Search code examples
spring-bootapache-kafka-streamsspring-kafka

how to send json data stream to multiple topics in kafka based on input fields


I have to consume json data coming to kafka stream and send to diffrent topics (distinct combination of app id and entity) for further consumption.
topic names :

    app1.entity1
    app1.entity2
    app2.entity1
    app2.entity2

Json Data

    [
        {
            "appId": "app1",
            "entity": "entity1",
            "extractType": "txn",
            "status": "success",
            "fileId": "21151235"
        },
        {
            "appId": "app1",
            "entity": "entity2",
            "extractType": "txn",
            "status": "fail",
            "fileId": "2134234123"
        },
        {
            "appId": "app2",
            "entity": "entity3",
            "extractType": "payment",
            "status": "success",
            "fileId": "2312de23e"
        },
        {
            "appId": "app2",
            "entity": "entity3",
            "extractType": "txn",
            "status": "fail",
            "fileId": "asxs3434"
        }
    ]

TestInput.java

        private String appId;           
        private String entity ;             
        private String extractType;         
        private String status;          
        private String fileId; 

        setter/gtter

SpringBootConfig.java

      @Bean(name = KafkaStreamsDefaultConfiguration.DEFAULT_STREAMS_CONFIG_BEAN_NAME)
      public KafkaStreamsConfiguration kStreamsConfigs(KafkaProperties kafkaProperties) {
          Map<String, Object> config = new HashMap<>();
          config.put(StreamsConfig.BOOTSTRAP_SERVERS_CONFIG, kafkaProperties.getBootstrapServers());
          config.put(StreamsConfig.APPLICATION_ID_CONFIG, kafkaProperties.getClientId());
          config.put(StreamsConfig.DEFAULT_KEY_SERDE_CLASS_CONFIG, Serdes.String().getClass());
          config.put(StreamsConfig.DEFAULT_VALUE_SERDE_CLASS_CONFIG, new JsonSerde<>(TestInput.class).getClass());
          config.put(JsonDeserializer.DEFAULT_KEY_TYPE, String.class);
          config.put(JsonDeserializer.DEFAULT_VALUE_TYPE, TestInput.class);
          return new KafkaStreamsConfiguration(config);
      }

      @Bean
      public KStream<String, TestInput> kStream(StreamsBuilder kStreamBuilder) {
          KStream<String, TestInput> stream = kStreamBuilder.stream(inputTopic);
                 // how to form key , group records and send to different topics
          return stream;
      }

I searched a lot but didnt find anything near which publishes data to topics dynamically.
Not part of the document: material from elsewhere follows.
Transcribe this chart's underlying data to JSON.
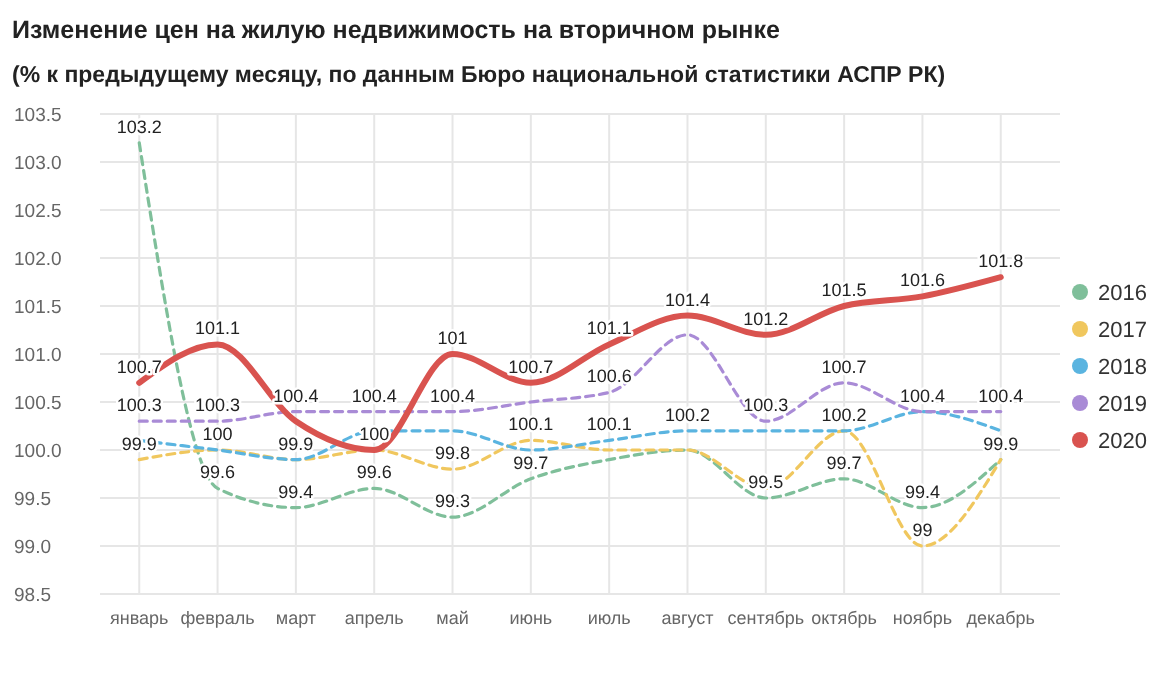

Please help experts


Solution

  • Use stream.branch()

    See https://www.confluent.io/blog/putting-events-in-their-place-with-dynamic-routing/

    Next, let’s modify the requirement. Instead of processing all events in the stream, each microservice should take action only on a subset of relevant events. One way to handle this requirement is to have a microservice that subscribes to the original stream with all the events, examines each record and then takes action only on the events it cares about while discarding the rest. However, depending on the application, this may be undesirable or resource intensive.

    A cleaner way is to provide the service with a separate stream that contains only the relevant subset of events that the microservice cares about. To achieve this, a streaming application can branch the original event stream into different substreams using the method KStream#branch(). This results in new Kafka topics, so then the microservice can subscribe to one of the branched streams directly.

    ...